Search code examples
apache-flinkflink-streaming

Flink: Compute only at the end of a session window


I have an AggregateFunction which computes an average over a sequence of events in a WindowedStream.
The caveat here is that the average needs to be computed over event pairs which can arrive out of order (or not at all).

In other words, I need to sort the data before the computation because the sequence is important.

I can do this with getResult API but this function is called on every event in the window, which doesn't make sense performance wise. I could also do this with flink-cep, but I'd like to avoid it for the same reason.

Ideally, I'd like to only compute the average at the very end (where I can sort the data once), when the window is closed.

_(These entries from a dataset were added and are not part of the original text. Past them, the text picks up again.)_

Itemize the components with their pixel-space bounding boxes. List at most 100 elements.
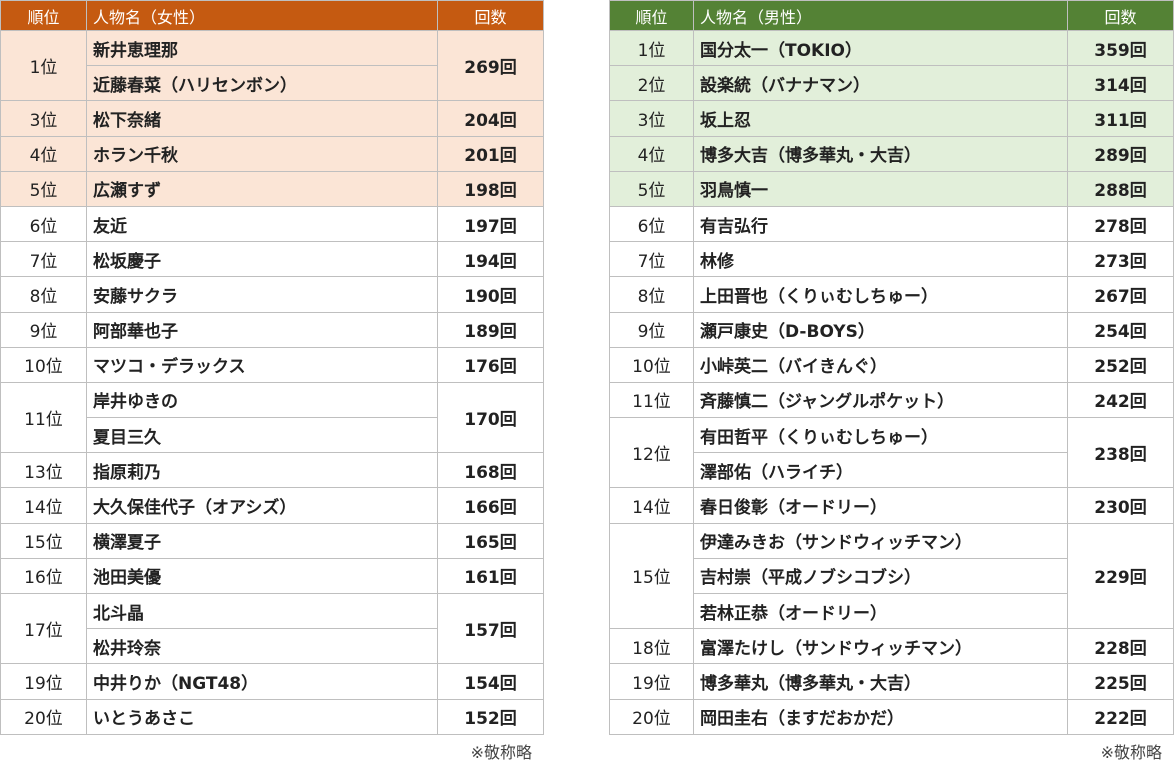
table-row: 11位 岸井ゆきの 170回 [0, 381, 544, 454]
table-row: 4位 博多大吉（博多華丸・大吉） 289回 [609, 135, 1174, 172]
header-name: 人物名（女性） [86, 0, 438, 31]
count-cell: 170回 [437, 381, 544, 454]
name-cell: 有吉弘行 [693, 205, 1068, 243]
rank-cell: 19位 [0, 663, 87, 700]
count-cell: 201回 [437, 135, 544, 172]
name-cell: 坂上忍 [693, 100, 1068, 137]
count-cell: 288回 [1067, 170, 1174, 207]
rank-cell: 1位 [609, 29, 694, 67]
name-cell: 羽鳥慎一 [693, 170, 1068, 207]
rank-cell: 8位 [0, 276, 87, 313]
count-cell: 161回 [437, 557, 544, 595]
rank-cell: 10位 [609, 346, 694, 383]
name-cell: 中井りか（NGT48） [86, 663, 438, 700]
count-cell: 267回 [1067, 276, 1174, 313]
rank-cell: 6位 [609, 205, 694, 243]
name-cell: 北斗晶 [86, 592, 438, 630]
table-row: 11位 斉藤慎二（ジャングルポケット） 242回 [609, 381, 1174, 419]
rank-cell: 3位 [0, 100, 87, 137]
name-cell: 林修 [693, 241, 1068, 278]
rank-cell: 20位 [609, 698, 694, 735]
name-cell: 岸井ゆきの [86, 381, 438, 419]
table-row: 13位 指原莉乃 168回 [0, 452, 544, 489]
rank-cell: 9位 [0, 311, 87, 348]
name-cell: 新井恵理那 [86, 29, 438, 67]
male-ranking-panel: 順位 人物名（男性） 回数 1位 国分太一（TOKIO） 359回 2位 設楽統（バナナ… [609, 0, 1174, 763]
header-count: 回数 [437, 0, 544, 31]
name-cell: 夏目三久 [86, 417, 438, 454]
name-cell: 広瀬すず [86, 170, 438, 207]
count-cell: 165回 [437, 522, 544, 559]
name-cell: 富澤たけし（サンドウィッチマン） [693, 628, 1068, 665]
count-cell: 252回 [1067, 346, 1174, 383]
table-row: 10位 マツコ・デラックス 176回 [0, 346, 544, 383]
table-row: 8位 安藤サクラ 190回 [0, 276, 544, 313]
name-cell: 近藤春菜（ハリセンボン） [86, 65, 438, 102]
rank-cell: 5位 [0, 170, 87, 207]
name-cell: 大久保佳代子（オアシズ） [86, 487, 438, 524]
name-cell: 春日俊彰（オードリー） [693, 487, 1068, 524]
name-cell: 上田晋也（くりぃむしちゅー） [693, 276, 1068, 313]
table-row: 14位 春日俊彰（オードリー） 230回 [609, 487, 1174, 524]
rank-cell: 19位 [609, 663, 694, 700]
table-row: 15位 横澤夏子 165回 [0, 522, 544, 559]
name-cell: 松井玲奈 [86, 628, 438, 665]
count-cell: 157回 [437, 592, 544, 665]
table-row: 9位 阿部華也子 189回 [0, 311, 544, 348]
count-cell: 154回 [437, 663, 544, 700]
table-row: 5位 広瀬すず 198回 [0, 170, 544, 207]
rank-cell: 15位 [0, 522, 87, 559]
table-row: 19位 博多華丸（博多華丸・大吉） 225回 [609, 663, 1174, 700]
name-cell: 博多大吉（博多華丸・大吉） [693, 135, 1068, 172]
rank-cell: 11位 [609, 381, 694, 419]
table-row: 6位 友近 197回 [0, 205, 544, 243]
table-row: 3位 松下奈緒 204回 [0, 100, 544, 137]
rank-cell: 7位 [0, 241, 87, 278]
male-ranking-table: 順位 人物名（男性） 回数 1位 国分太一（TOKIO） 359回 2位 設楽統（バナナ… [609, 0, 1174, 735]
count-cell: 311回 [1067, 100, 1174, 137]
header-name: 人物名（男性） [693, 0, 1068, 31]
count-cell: 230回 [1067, 487, 1174, 524]
table-row: 1位 新井恵理那 269回 [0, 29, 544, 102]
count-cell: 194回 [437, 241, 544, 278]
count-cell: 198回 [437, 170, 544, 207]
count-cell: 152回 [437, 698, 544, 735]
rank-cell: 9位 [609, 311, 694, 348]
rank-cell: 4位 [0, 135, 87, 172]
rank-cell: 2位 [609, 65, 694, 102]
count-cell: 204回 [437, 100, 544, 137]
count-cell: 225回 [1067, 663, 1174, 700]
rank-cell: 4位 [609, 135, 694, 172]
rank-cell: 15位 [609, 522, 694, 630]
name-cell: 池田美優 [86, 557, 438, 595]
name-cell: 博多華丸（博多華丸・大吉） [693, 663, 1068, 700]
table-header-row: 順位 人物名（女性） 回数 [0, 0, 544, 31]
rank-cell: 14位 [0, 487, 87, 524]
table-row: 18位 富澤たけし（サンドウィッチマン） 228回 [609, 628, 1174, 665]
count-cell: 273回 [1067, 241, 1174, 278]
name-cell: 安藤サクラ [86, 276, 438, 313]
table-row: 20位 いとうあさこ 152回 [0, 698, 544, 735]
female-ranking-table: 順位 人物名（女性） 回数 1位 新井恵理那 269回 近藤春菜（ハリセンボン） 3位松… [0, 0, 544, 735]
name-cell: 横澤夏子 [86, 522, 438, 559]
count-cell: 189回 [437, 311, 544, 348]
rank-cell: 7位 [609, 241, 694, 278]
rank-cell: 14位 [609, 487, 694, 524]
name-cell: 有田哲平（くりぃむしちゅー） [693, 417, 1068, 454]
header-rank: 順位 [0, 0, 87, 31]
count-cell: 229回 [1067, 522, 1174, 630]
count-cell: 238回 [1067, 417, 1174, 489]
rank-cell: 13位 [0, 452, 87, 489]
count-cell: 228回 [1067, 628, 1174, 665]
table-row: 1位 国分太一（TOKIO） 359回 [609, 29, 1174, 67]
count-cell: 190回 [437, 276, 544, 313]
header-count: 回数 [1067, 0, 1174, 31]
table-row: 9位 瀬戸康史（D-BOYS） 254回 [609, 311, 1174, 348]
table-row: 17位 北斗晶 157回 [0, 592, 544, 665]
name-cell: 吉村崇（平成ノブシコブシ） [693, 557, 1068, 595]
table-row: 14位 大久保佳代子（オアシズ） 166回 [0, 487, 544, 524]
count-cell: 269回 [437, 29, 544, 102]
name-cell: マツコ・デラックス [86, 346, 438, 383]
count-cell: 289回 [1067, 135, 1174, 172]
name-cell: 松下奈緒 [86, 100, 438, 137]
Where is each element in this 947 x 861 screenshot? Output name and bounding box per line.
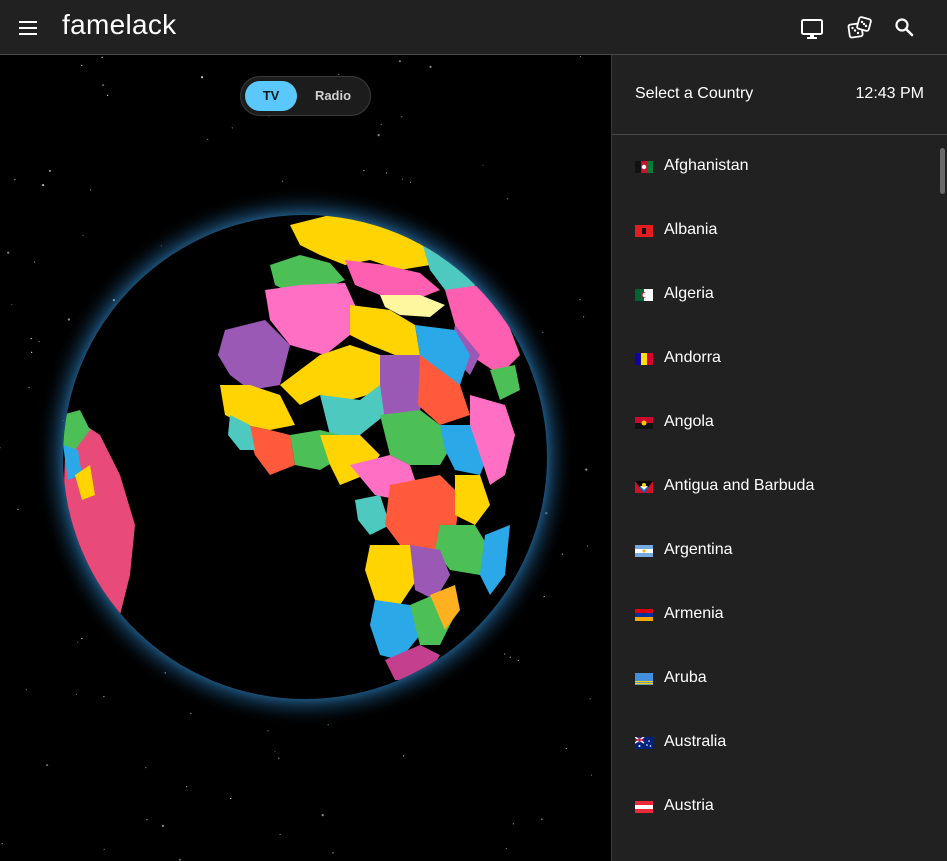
country-name: Antigua and Barbuda <box>664 477 815 494</box>
clock-time: 12:43 PM <box>855 85 924 102</box>
flag-argentina-icon <box>635 545 653 557</box>
scrollbar[interactable] <box>940 148 945 194</box>
flag-afghanistan-icon <box>635 161 653 173</box>
search-icon[interactable] <box>891 14 919 42</box>
country-name: Albania <box>664 221 718 238</box>
app-title[interactable]: famelack <box>62 9 176 41</box>
flag-angola-icon <box>635 417 653 429</box>
country-item[interactable]: Australia <box>612 711 937 775</box>
flag-austria-icon <box>635 801 653 813</box>
flag-andorra-icon <box>635 353 653 365</box>
flag-armenia-icon <box>635 609 653 621</box>
toggle-option-radio[interactable]: Radio <box>301 81 365 111</box>
menu-icon[interactable] <box>14 14 42 42</box>
country-item[interactable]: Andorra <box>612 327 937 391</box>
country-name: Angola <box>664 413 714 430</box>
country-name: Argentina <box>664 541 733 558</box>
country-name: Andorra <box>664 349 721 366</box>
globe[interactable] <box>0 55 611 861</box>
app-header: famelack <box>0 0 947 55</box>
country-item[interactable]: Argentina <box>612 519 937 583</box>
flag-australia-icon <box>635 737 653 749</box>
country-name: Aruba <box>664 669 707 686</box>
country-item[interactable]: Antigua and Barbuda <box>612 455 937 519</box>
country-item[interactable]: Angola <box>612 391 937 455</box>
toggle-option-tv[interactable]: TV <box>245 81 297 111</box>
country-item[interactable]: Armenia <box>612 583 937 647</box>
country-panel: Select a Country 12:43 PM Afghanistan Alb… <box>611 55 947 861</box>
country-name: Armenia <box>664 605 724 622</box>
country-name: Algeria <box>664 285 714 302</box>
panel-header: Select a Country 12:43 PM <box>612 55 947 135</box>
country-item[interactable]: Aruba <box>612 647 937 711</box>
flag-algeria-icon <box>635 289 653 301</box>
country-list[interactable]: Afghanistan Albania Algeria Andorra Angola An… <box>612 135 947 861</box>
flag-aruba-icon <box>635 673 653 685</box>
tv-icon[interactable] <box>798 14 826 42</box>
flag-antigua-and-barbuda-icon <box>635 481 653 493</box>
flag-albania-icon <box>635 225 653 237</box>
country-item[interactable]: Afghanistan <box>612 135 937 199</box>
dice-icon[interactable] <box>846 14 874 42</box>
country-name: Australia <box>664 733 727 750</box>
country-item[interactable]: Algeria <box>612 263 937 327</box>
globe-view[interactable]: TV Radio <box>0 55 611 861</box>
country-item[interactable]: Albania <box>612 199 937 263</box>
panel-title: Select a Country <box>635 85 754 102</box>
mode-toggle[interactable]: TV Radio <box>240 76 371 116</box>
country-item[interactable]: Austria <box>612 775 937 839</box>
country-name: Austria <box>664 797 714 814</box>
country-name: Afghanistan <box>664 157 749 174</box>
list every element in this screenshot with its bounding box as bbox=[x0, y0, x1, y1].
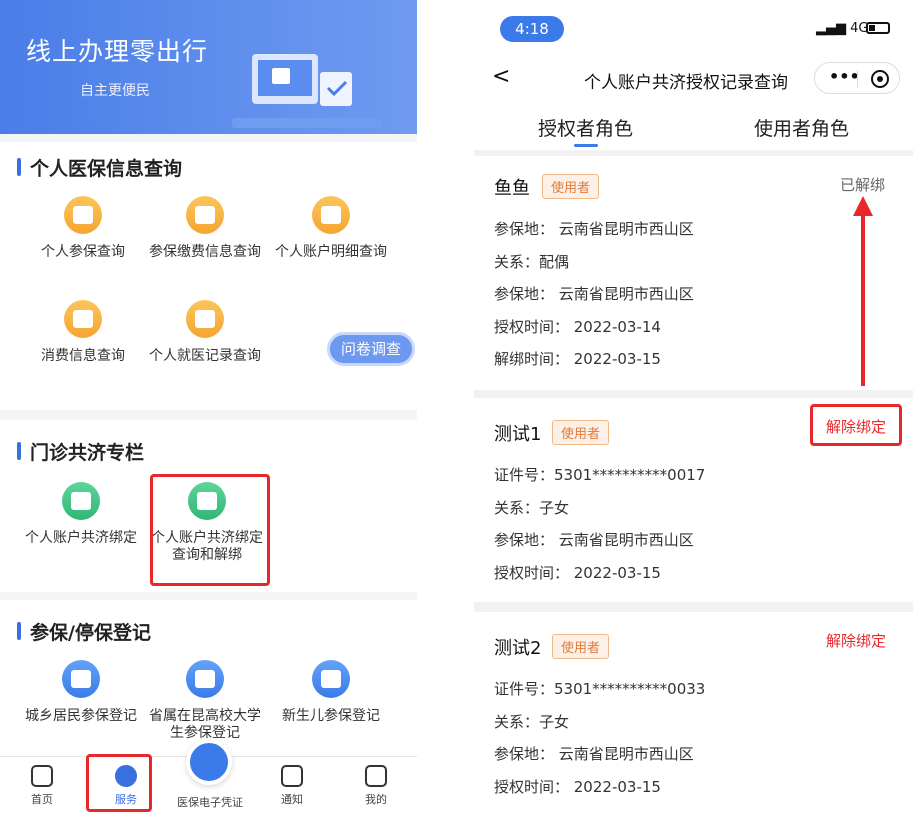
role-tabs: 授权者角色 使用者角色 bbox=[474, 102, 913, 150]
home-icon bbox=[31, 765, 53, 787]
record-field: 证件号：5301**********0033 bbox=[494, 680, 706, 698]
record-field: 参保地： 云南省昆明市西山区 bbox=[494, 531, 694, 549]
service-label: 个人就医记录查询 bbox=[149, 348, 261, 364]
banner-title: 线上办理零出行 bbox=[26, 37, 209, 66]
record-card: 鱼鱼 使用者 已解绑 参保地： 云南省昆明市西山区 关系：配偶 参保地： 云南省… bbox=[474, 156, 913, 390]
payment-icon bbox=[186, 196, 224, 234]
record-name: 测试1 bbox=[494, 424, 542, 445]
baby-icon bbox=[312, 660, 350, 698]
record-query-screen: 4:18 ▂▄▆ 4G < 个人账户共济授权记录查询 ••• 授权者角色 使用者… bbox=[474, 0, 913, 818]
account-bind-service[interactable]: 个人账户共济绑定 bbox=[22, 482, 140, 547]
record-card: 测试2 使用者 解除绑定 证件号：5301**********0033 关系：子… bbox=[474, 612, 913, 818]
graduation-cap-icon bbox=[186, 660, 224, 698]
record-field: 解绑时间： 2022-03-15 bbox=[494, 350, 661, 368]
section-title: 门诊共济专栏 bbox=[30, 442, 145, 464]
battery-icon bbox=[866, 22, 890, 34]
edit-document-icon bbox=[186, 300, 224, 338]
section-marker bbox=[17, 622, 21, 640]
record-field: 参保地： 云南省昆明市西山区 bbox=[494, 285, 694, 303]
personal-insurance-query[interactable]: 个人参保查询 bbox=[24, 196, 142, 261]
back-button[interactable]: < bbox=[492, 64, 510, 89]
account-detail-query[interactable]: 个人账户明细查询 bbox=[272, 196, 390, 261]
yen-coin-icon bbox=[64, 300, 102, 338]
account-book-icon bbox=[312, 196, 350, 234]
tab-home[interactable]: 首页 bbox=[12, 765, 72, 807]
hero-banner: 线上办理零出行 自主更便民 bbox=[0, 0, 417, 134]
tab-notice[interactable]: 通知 bbox=[262, 765, 322, 807]
bottom-tabbar: 首页 服务 医保电子凭证 通知 我的 bbox=[0, 739, 417, 818]
tab-label: 医保电子凭证 bbox=[177, 796, 243, 809]
section-marker bbox=[17, 158, 21, 176]
computer-illustration-icon bbox=[232, 54, 382, 128]
tab-mine[interactable]: 我的 bbox=[346, 765, 406, 807]
role-tag: 使用者 bbox=[552, 420, 610, 445]
record-field: 参保地： 云南省昆明市西山区 bbox=[494, 220, 694, 238]
highlight-box bbox=[810, 404, 902, 446]
nav-bar: < 个人账户共济授权记录查询 ••• bbox=[474, 52, 913, 102]
tab-label: 首页 bbox=[31, 793, 53, 806]
survey-button[interactable]: 问卷调查 bbox=[327, 332, 415, 366]
tab-user[interactable]: 使用者角色 bbox=[754, 114, 849, 141]
consumption-query[interactable]: 消费信息查询 bbox=[24, 300, 142, 365]
medical-record-query[interactable]: 个人就医记录查询 bbox=[146, 300, 264, 365]
notice-icon bbox=[281, 765, 303, 787]
record-field: 关系：子女 bbox=[494, 499, 570, 517]
screenshot-stage: 线上办理零出行 自主更便民 个人医保信息查询 个人参保查询 参保缴费信息查询 个… bbox=[0, 0, 913, 818]
status-bar: 4:18 ▂▄▆ 4G bbox=[474, 0, 913, 52]
miniapp-capsule: ••• bbox=[814, 62, 900, 94]
tab-label: 通知 bbox=[281, 793, 303, 806]
record-field: 证件号：5301**********0017 bbox=[494, 466, 706, 484]
record-field: 授权时间： 2022-03-15 bbox=[494, 778, 661, 796]
highlight-box bbox=[86, 754, 152, 812]
annotation-arrow bbox=[861, 210, 865, 386]
record-field: 关系：子女 bbox=[494, 713, 570, 731]
id-card-icon bbox=[64, 196, 102, 234]
section-title: 参保/停保登记 bbox=[30, 622, 151, 644]
record-field: 授权时间： 2022-03-15 bbox=[494, 564, 661, 582]
record-field: 参保地： 云南省昆明市西山区 bbox=[494, 745, 694, 763]
pen-icon bbox=[62, 660, 100, 698]
more-button[interactable]: ••• bbox=[829, 67, 860, 86]
signal-indicator: ▂▄▆ 4G bbox=[816, 21, 869, 36]
unbound-status: 已解绑 bbox=[840, 176, 886, 194]
service-label: 省属在昆高校大学生参保登记 bbox=[149, 708, 261, 741]
service-label: 个人账户明细查询 bbox=[275, 244, 387, 260]
page-title: 个人账户共济授权记录查询 bbox=[584, 73, 788, 93]
newborn-enrollment[interactable]: 新生儿参保登记 bbox=[272, 660, 390, 725]
close-miniapp-icon[interactable] bbox=[871, 70, 889, 88]
record-field: 授权时间： 2022-03-14 bbox=[494, 318, 661, 336]
service-label: 新生儿参保登记 bbox=[282, 708, 380, 724]
qr-code-icon[interactable] bbox=[186, 739, 232, 785]
resident-enrollment[interactable]: 城乡居民参保登记 bbox=[22, 660, 140, 725]
service-label: 参保缴费信息查询 bbox=[149, 244, 261, 260]
capsule-divider bbox=[857, 70, 858, 88]
active-tab-indicator bbox=[574, 144, 598, 147]
record-field: 关系：配偶 bbox=[494, 253, 570, 271]
tab-grantor[interactable]: 授权者角色 bbox=[538, 114, 633, 141]
role-tag: 使用者 bbox=[552, 634, 610, 659]
service-label: 个人账户共济绑定 bbox=[25, 530, 137, 546]
section-title: 个人医保信息查询 bbox=[30, 158, 183, 180]
highlight-box bbox=[150, 474, 270, 586]
service-label: 消费信息查询 bbox=[41, 348, 125, 364]
service-label: 城乡居民参保登记 bbox=[25, 708, 137, 724]
service-label: 个人参保查询 bbox=[41, 244, 125, 260]
unbind-button[interactable]: 解除绑定 bbox=[826, 630, 886, 651]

Is there some sort of handler for this? The closest thing I found was triggers, but there is no method for the closing of the window.

Thanks

Edit:
I ended up using ProcessWindowFunction with Incremental Aggregation

A ProcessWindowFunction can be combined with either a ReduceFunction, an AggregateFunction, or a FoldFunction to incrementally aggregate elements as they arrive in the window. When the window is closed, the ProcessWindowFunction will be provided with the aggregated result. This allows it to incrementally compute windows while having access to the additional window meta information of the ProcessWindowFunction.


Solution

  • Instead of an AggregateFunction, you can use a ProcessWindowFunction without incremental aggregation. This function will be called when the window is triggered, and will be passed an Iterable containing the window's contents, and a Collector you can use to emit results.

    When the ProcessWindowFunction is called you can sort the contents, and produce whatever output you want.